La similarité des idées de Lebrun et de Dorlodot est telle qu’elle révèle tout en même temps la témérité et la prudence du chargé de cours de l’université de Gand. Car l’ouverture de Dorlodot au transformisme a irrité les traditionnalistes qui ont cherché, via la Commission biblique pontificale, à lui faire renier publiquement ses idées. De Dorlodot refuse de se rétracter, mais face à la popularité croissante de l’évolutionnisme parmi les intellectuels catholiques – Lebrun en témoigne – « l’affaire » s’éteint doucement sur ce statu quo : pas de condamnation officielle mais plus de publication. Il est troublant de remarquer que le dernier article de Lebrun sur la question date de 1919 : se serait-il, lui aussi, senti en péril durant cette chasse aux évolutionnistes ? A-t-il été directement inquiété ou indirectement refroidi par les critiques et les menaces qui ont touché son confrère ? Depuis le début du XXe siècle, la « crise moderniste » secoue l’Église catholique, opposant la Tradition aux tenants d’un modernisme. Officiellement, la crise s’est éteinte en 1907 avec l’encyclique du pape Pie X, réaction doctrinale reprochant au modernisme d’être la « synthèse de toutes les hérésies ». Dans les faits, des mesures de répression continuent de frapper les penseurs chrétiens accusés d’idées progressistes. Mises à l’index de publications, éviction d’enseignants, obligation de prêter le « serment antimoderniste », véritable réseau d’espionnage et dénonciations à la Congrégation de l’Index ou à la Congrégation du Saint-Office, Lebrun a clairement pu être impressionné par ce climat de suspicions. Il est en tout cas discret sur la question à compter de la fin de la Première Guerre mondiale et ce n’est plus que dans ses cours que l’on remarque qu’il suit toujours de près ce débat philosophique en citant notamment le paléontologue jésuite français Pierre Teilhard de Chardin – également inquiété par les autorités vaticanes – ou le savant jésuite du Luxembourg, le père Wassmann. Les archives de Lebrun gardent la trace de ses lectures : il a lu et résumé en détails « La Paléontologie et l’apparition de l’Homme » et « Le paradoxe transformiste » de Teilhard de Chardin mais il ne publie rien dessus.

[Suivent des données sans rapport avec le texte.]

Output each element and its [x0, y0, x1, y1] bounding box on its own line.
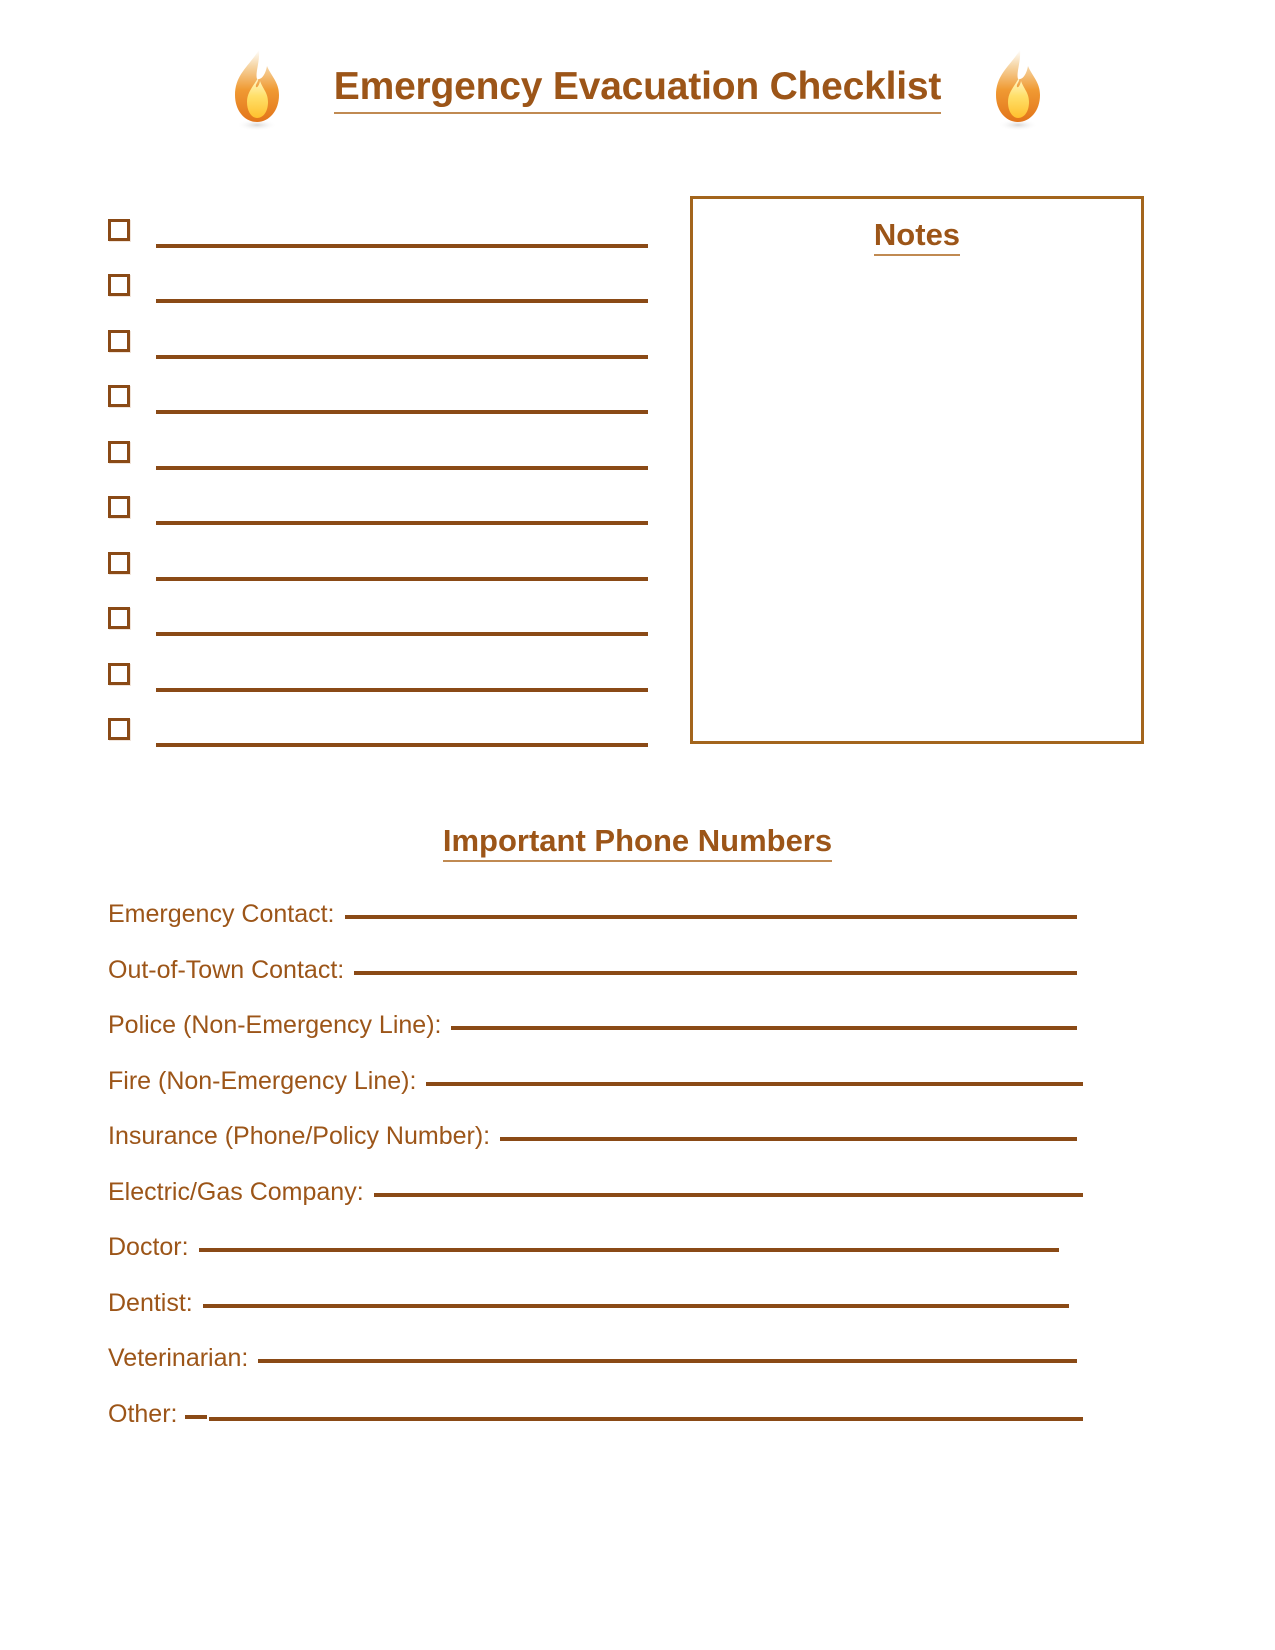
checklist-item[interactable] — [108, 252, 648, 308]
phone-row-label: Other: — [108, 1399, 178, 1428]
checklist-item[interactable] — [108, 585, 648, 641]
checkbox[interactable] — [108, 551, 130, 574]
phone-write-line[interactable] — [500, 1137, 1077, 1141]
checklist-write-line[interactable] — [156, 243, 648, 248]
phone-write-line[interactable] — [426, 1081, 1083, 1086]
notes-box[interactable]: Notes — [690, 196, 1144, 744]
checklist-item[interactable] — [108, 307, 648, 363]
phone-row[interactable]: Insurance (Phone/Policy Number): — [108, 1122, 1083, 1178]
phone-row[interactable]: Police (Non-Emergency Line): — [108, 1011, 1083, 1067]
phone-row-label: Doctor: — [108, 1233, 189, 1261]
checklist-write-line[interactable] — [156, 465, 648, 470]
phone-row[interactable]: Other: — [108, 1400, 1083, 1456]
phone-section-heading: Important Phone Numbers — [0, 822, 1275, 862]
document-header: Emergency Evacuation Checklist — [0, 48, 1275, 132]
phone-row-label: Dentist: — [108, 1288, 193, 1317]
phone-write-line[interactable] — [354, 970, 1077, 975]
phone-section-heading-label: Important Phone Numbers — [442, 823, 833, 862]
checklist-item[interactable] — [108, 640, 648, 696]
phone-row[interactable]: Doctor: — [108, 1233, 1083, 1289]
phone-row-label: Veterinarian: — [108, 1344, 249, 1372]
checklist-item[interactable] — [108, 196, 648, 252]
phone-number-list: Emergency Contact: Out-of-Town Contact: … — [108, 900, 1083, 1455]
checkbox[interactable] — [108, 496, 130, 518]
checkbox[interactable] — [108, 607, 130, 629]
phone-row[interactable]: Electric/Gas Company: — [108, 1178, 1083, 1234]
flame-icon — [234, 50, 279, 131]
checklist-write-line[interactable] — [156, 576, 648, 581]
phone-row-label: Insurance (Phone/Policy Number): — [108, 1122, 491, 1150]
phone-write-line[interactable] — [258, 1359, 1077, 1363]
notes-heading-label: Notes — [873, 217, 961, 256]
checkbox[interactable] — [108, 718, 130, 740]
phone-write-line[interactable] — [451, 1026, 1077, 1030]
checkbox[interactable] — [108, 440, 130, 463]
phone-write-line-segment — [209, 1416, 1083, 1421]
phone-row[interactable]: Veterinarian: — [108, 1344, 1083, 1400]
phone-row[interactable]: Dentist: — [108, 1289, 1083, 1345]
checkbox[interactable] — [108, 274, 130, 296]
page-title: Emergency Evacuation Checklist — [333, 65, 941, 114]
checklist-write-line[interactable] — [156, 687, 648, 692]
checklist-write-line[interactable] — [156, 743, 648, 747]
document-page: Emergency Evacuation Checklist Notes Imp… — [0, 0, 1275, 1650]
phone-write-line[interactable] — [344, 915, 1077, 919]
checklist-item[interactable] — [108, 529, 648, 585]
checklist-item[interactable] — [108, 696, 648, 752]
checklist-write-line[interactable] — [156, 410, 648, 414]
phone-write-line-segment — [185, 1414, 208, 1419]
checkbox[interactable] — [108, 662, 130, 685]
phone-row[interactable]: Out-of-Town Contact: — [108, 956, 1083, 1012]
flame-icon — [996, 50, 1041, 131]
checklist-item[interactable] — [108, 418, 648, 474]
phone-write-line[interactable] — [202, 1303, 1069, 1308]
checkbox[interactable] — [108, 385, 130, 407]
checkbox[interactable] — [108, 218, 130, 241]
phone-write-line[interactable] — [198, 1248, 1059, 1252]
phone-row-label: Electric/Gas Company: — [108, 1177, 364, 1206]
phone-row-label: Fire (Non-Emergency Line): — [108, 1066, 417, 1095]
notes-heading: Notes — [693, 217, 1141, 256]
evacuation-checklist — [108, 196, 648, 751]
phone-row[interactable]: Fire (Non-Emergency Line): — [108, 1067, 1083, 1123]
checklist-item[interactable] — [108, 474, 648, 530]
phone-row-label: Emergency Contact: — [108, 900, 335, 928]
phone-row-label: Police (Non-Emergency Line): — [108, 1011, 442, 1039]
phone-row[interactable]: Emergency Contact: — [108, 900, 1083, 956]
checklist-item[interactable] — [108, 363, 648, 419]
checklist-write-line[interactable] — [156, 521, 648, 525]
phone-write-line[interactable] — [373, 1192, 1083, 1197]
checklist-write-line[interactable] — [156, 632, 648, 636]
checkbox[interactable] — [108, 329, 130, 352]
checklist-write-line[interactable] — [156, 299, 648, 303]
phone-row-label: Out-of-Town Contact: — [108, 955, 345, 984]
checklist-write-line[interactable] — [156, 354, 648, 359]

Ces scientifiques sont dans une double tension. Ils doivent concilier ce que dit l’Église en termes d’exégèse avec les avancées de la science et avec leur formation thomiste.

Penser le vivant entre science et foi, Dominique Lambert nous éclaire

Teilhard de Chardin : résumé critique du "Paradoxe transformiste" à propos de la dernière critique du transformisme par Louis Vialleton
Hector Lebrun

L’intérêt d’Hector Lebrun pour la compréhension des origines de l’homme ne faiblit pas avec les années. En 1930, il recopie à la main un article paru dans La Revue nationale chinoise concernant « La plus grande découverte des tempps actuels », à savoir, l’exhumation, dans une grotte de Chukutien par un savant chinois en 1921, d’un crâne d’homme primitif. Cet « homme de Pékin », à la qualification duquel Pierre Teilhard de Chardin a participé en déployant les ressources de la géobiologie, est alors tenu pour être le plus ancien représentant du genre Homo dont le berceau serait l’Asie – hypothèse qui sera contredite par les découvertes de fossiles humains en Afrique de l’Est dans les années 1960.

On est alors dans les années 1930 ; les idées évolutionnistes deviennent tout à fait communes dans les cercles catholiques belges. Elles animeront toutefois toujours les débats théologiques jusqu’à ce qu’un demi-siècle plus tard, en 1996, le pape Jean-Paul II affirme, dans un discours à l’Académie pontificale des Sciences, que la théorie synthétique de l’évolution, dans l’ordre scientifique qui est le sien, ne s’oppose en aucune manière à la théologie de la création ou à l’anthropologie chrétienne, des propos qui ne sont pas sans rappeler ceux de Lebrun, de d’Omalius d’Halloy ou même… d’Albert le Grand et Thomas d’Aquin.